How to find out which line separator BufferedReader#readLine() used to split the line?
To be in phase with the BufferedReader class, you may use the following method that handles \n, \r, \n\r and \r\n end line separators:
public static String retrieveLineSeparator(File file) throws IOException {
char current;
String lineSeparator = "";
FileInputStream fis = new FileInputStream(file);
try {
while (fis.available() > 0) {
current = (char) fis.read();
if ((current == '\n') || (current == '\r')) {
lineSeparator += current;
if (fis.available() > 0) {
char next = (char) fis.read();
if ((next != current)
&& ((next == '\r') || (next == '\n'))) {
lineSeparator += next;
}
}
return lineSeparator;
}
}
} finally {
if (fis!=null) {
fis.close();
}
}
return null;
}
After reading the java docs (I confess to being a pythonista), it seems that there isn't a clean way to determine the line-end encoding used in a specific file.
The best thing I can recommended is that you use BufferedReader.read()
and iterate over every character in the file. Something like this:
String filename = ...
br = new BufferedReader( new FileInputStream(filename));
while (true) {
String l = "";
Char c = " ";
while (true){
c = br.read();
if not c == "\n"{
// do stuff, not sure what you want with the endl encoding
// break to return endl-free line
}
if not c == "\r"{
// do stuff, not sure what you want with the endl encoding
// break to return endl-free line
Char ctwo = ' '
ctwo = br.read();
if ctwo == "\n"{
// do extra stuff since you know that you've got a \r\n
}
}
else{
l = l + c;
}
if (l == null) break;
...
l = "";
}
BufferedReader.readLine()
does not provide any means of determining what the line break was. If you need to know, you'll need to read characters in yourself and find line breaks yourself.
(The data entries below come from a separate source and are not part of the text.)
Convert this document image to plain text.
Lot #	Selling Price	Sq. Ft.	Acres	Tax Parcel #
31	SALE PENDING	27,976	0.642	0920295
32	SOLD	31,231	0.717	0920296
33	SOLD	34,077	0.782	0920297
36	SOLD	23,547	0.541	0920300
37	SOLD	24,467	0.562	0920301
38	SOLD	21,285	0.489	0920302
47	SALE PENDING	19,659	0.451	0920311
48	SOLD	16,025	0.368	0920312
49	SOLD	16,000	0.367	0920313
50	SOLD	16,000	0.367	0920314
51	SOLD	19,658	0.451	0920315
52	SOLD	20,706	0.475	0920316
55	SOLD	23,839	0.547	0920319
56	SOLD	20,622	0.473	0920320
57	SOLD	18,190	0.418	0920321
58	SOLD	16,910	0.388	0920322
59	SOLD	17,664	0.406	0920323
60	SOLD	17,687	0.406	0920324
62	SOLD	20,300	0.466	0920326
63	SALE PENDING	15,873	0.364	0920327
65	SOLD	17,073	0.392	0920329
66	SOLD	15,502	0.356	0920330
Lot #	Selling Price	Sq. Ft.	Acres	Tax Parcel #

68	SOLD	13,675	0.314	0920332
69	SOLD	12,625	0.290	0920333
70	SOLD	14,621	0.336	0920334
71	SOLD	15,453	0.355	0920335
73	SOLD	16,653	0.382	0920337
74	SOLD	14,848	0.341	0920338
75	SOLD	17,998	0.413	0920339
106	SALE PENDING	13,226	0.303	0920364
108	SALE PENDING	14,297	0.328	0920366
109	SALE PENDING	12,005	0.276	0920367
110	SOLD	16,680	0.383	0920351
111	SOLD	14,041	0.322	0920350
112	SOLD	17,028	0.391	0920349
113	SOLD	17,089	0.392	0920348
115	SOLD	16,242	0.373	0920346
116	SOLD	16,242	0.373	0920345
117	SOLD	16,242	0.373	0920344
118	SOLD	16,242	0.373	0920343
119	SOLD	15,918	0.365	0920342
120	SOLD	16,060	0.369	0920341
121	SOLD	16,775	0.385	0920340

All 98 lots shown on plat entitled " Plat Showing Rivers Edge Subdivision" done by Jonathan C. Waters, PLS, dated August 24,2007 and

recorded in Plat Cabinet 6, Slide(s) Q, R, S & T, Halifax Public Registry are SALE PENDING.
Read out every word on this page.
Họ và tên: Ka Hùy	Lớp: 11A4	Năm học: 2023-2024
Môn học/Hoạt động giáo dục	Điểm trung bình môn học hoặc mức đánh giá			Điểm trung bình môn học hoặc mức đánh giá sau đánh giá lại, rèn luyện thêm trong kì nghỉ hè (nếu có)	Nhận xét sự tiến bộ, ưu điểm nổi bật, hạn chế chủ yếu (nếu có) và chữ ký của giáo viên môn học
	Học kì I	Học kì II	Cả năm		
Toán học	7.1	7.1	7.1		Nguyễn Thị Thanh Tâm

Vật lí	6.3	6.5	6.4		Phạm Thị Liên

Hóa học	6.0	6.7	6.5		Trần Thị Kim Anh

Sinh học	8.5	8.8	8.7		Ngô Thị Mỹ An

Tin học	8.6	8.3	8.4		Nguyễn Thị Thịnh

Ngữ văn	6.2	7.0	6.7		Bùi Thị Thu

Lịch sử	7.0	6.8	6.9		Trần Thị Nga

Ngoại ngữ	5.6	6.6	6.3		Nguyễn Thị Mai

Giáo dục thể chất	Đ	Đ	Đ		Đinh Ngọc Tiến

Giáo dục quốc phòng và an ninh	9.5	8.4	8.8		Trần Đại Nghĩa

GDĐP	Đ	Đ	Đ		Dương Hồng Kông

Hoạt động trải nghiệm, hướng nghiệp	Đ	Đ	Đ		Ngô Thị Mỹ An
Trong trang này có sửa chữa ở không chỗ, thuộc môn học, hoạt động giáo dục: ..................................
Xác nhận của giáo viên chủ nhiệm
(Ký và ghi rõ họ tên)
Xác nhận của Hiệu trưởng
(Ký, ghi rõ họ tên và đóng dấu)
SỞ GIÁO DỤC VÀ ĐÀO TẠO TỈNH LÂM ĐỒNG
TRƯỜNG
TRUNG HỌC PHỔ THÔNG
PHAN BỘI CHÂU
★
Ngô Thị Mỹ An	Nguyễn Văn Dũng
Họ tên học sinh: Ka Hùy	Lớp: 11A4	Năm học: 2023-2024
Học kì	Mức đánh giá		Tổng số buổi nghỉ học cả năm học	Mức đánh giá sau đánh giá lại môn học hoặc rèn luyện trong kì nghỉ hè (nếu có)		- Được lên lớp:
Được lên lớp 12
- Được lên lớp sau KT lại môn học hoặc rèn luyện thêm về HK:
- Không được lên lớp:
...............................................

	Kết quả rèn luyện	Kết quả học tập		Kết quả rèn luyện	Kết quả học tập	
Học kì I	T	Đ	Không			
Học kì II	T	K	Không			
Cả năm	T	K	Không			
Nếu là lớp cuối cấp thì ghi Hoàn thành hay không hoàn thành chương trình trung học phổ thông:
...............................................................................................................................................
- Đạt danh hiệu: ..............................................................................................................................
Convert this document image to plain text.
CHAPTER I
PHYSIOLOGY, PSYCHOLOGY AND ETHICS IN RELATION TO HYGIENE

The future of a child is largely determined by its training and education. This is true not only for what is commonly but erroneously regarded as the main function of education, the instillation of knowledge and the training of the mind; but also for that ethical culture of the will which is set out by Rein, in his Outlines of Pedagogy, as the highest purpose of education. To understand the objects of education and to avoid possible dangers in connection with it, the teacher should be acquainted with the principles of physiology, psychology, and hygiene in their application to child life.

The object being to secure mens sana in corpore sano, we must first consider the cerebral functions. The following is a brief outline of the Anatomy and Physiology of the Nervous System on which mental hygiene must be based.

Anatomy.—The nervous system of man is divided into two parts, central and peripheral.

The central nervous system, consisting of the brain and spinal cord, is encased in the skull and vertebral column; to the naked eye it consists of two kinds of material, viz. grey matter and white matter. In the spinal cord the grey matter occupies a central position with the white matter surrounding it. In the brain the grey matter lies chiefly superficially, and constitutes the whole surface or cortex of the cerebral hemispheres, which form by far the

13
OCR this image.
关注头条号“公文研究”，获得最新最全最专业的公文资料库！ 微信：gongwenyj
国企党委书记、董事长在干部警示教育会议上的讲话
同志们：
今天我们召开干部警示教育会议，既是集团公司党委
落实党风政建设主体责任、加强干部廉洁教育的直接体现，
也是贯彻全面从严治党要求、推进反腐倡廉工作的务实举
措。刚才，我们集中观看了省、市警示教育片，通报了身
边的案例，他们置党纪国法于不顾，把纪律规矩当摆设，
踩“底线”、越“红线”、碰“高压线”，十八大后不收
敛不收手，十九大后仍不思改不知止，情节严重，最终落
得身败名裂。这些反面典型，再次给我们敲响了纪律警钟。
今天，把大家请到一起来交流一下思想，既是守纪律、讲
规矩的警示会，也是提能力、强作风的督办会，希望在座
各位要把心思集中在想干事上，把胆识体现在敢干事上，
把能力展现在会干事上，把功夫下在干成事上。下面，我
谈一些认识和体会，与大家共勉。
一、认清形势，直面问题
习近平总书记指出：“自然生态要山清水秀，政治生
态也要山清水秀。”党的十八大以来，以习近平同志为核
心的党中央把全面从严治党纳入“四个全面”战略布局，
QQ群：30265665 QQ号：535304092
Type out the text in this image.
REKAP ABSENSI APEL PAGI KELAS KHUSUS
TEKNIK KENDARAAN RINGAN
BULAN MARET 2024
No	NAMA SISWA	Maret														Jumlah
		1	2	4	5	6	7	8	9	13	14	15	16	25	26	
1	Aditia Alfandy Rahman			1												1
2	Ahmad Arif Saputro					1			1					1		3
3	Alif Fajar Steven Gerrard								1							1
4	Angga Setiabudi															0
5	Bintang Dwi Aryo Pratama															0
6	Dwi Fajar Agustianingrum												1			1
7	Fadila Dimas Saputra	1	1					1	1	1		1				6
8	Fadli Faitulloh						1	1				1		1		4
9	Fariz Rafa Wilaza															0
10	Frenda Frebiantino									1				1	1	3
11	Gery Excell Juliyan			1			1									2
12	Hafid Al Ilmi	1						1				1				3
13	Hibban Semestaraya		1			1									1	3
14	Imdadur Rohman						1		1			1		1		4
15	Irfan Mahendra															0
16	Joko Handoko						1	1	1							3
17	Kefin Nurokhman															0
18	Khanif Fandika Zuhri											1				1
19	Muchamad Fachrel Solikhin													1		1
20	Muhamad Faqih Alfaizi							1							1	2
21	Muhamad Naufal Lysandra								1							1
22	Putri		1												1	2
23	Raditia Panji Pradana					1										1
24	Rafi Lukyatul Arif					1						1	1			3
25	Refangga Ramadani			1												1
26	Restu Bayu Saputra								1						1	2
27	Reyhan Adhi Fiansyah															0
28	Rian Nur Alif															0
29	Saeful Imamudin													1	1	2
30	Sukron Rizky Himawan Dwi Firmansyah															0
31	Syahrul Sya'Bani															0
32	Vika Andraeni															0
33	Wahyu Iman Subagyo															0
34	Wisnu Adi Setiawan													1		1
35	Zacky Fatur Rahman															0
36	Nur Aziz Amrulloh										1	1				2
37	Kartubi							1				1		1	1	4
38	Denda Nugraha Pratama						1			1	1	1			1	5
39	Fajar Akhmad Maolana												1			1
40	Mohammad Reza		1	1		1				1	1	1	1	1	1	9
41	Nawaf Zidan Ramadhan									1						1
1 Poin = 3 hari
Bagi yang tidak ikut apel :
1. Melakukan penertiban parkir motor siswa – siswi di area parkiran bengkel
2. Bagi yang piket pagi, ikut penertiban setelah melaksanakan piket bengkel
You may be interested in the internal LineBuffer class from Guava (as well as the public LineReader class it's used in). LineBuffer
provides a callback method void handleLine(String line, String end)
where end
is the line break characters. You could probably base something to do what you want on that. An API might look something like public Line readLine()
where Line
is an object that contains both the line text and the line end.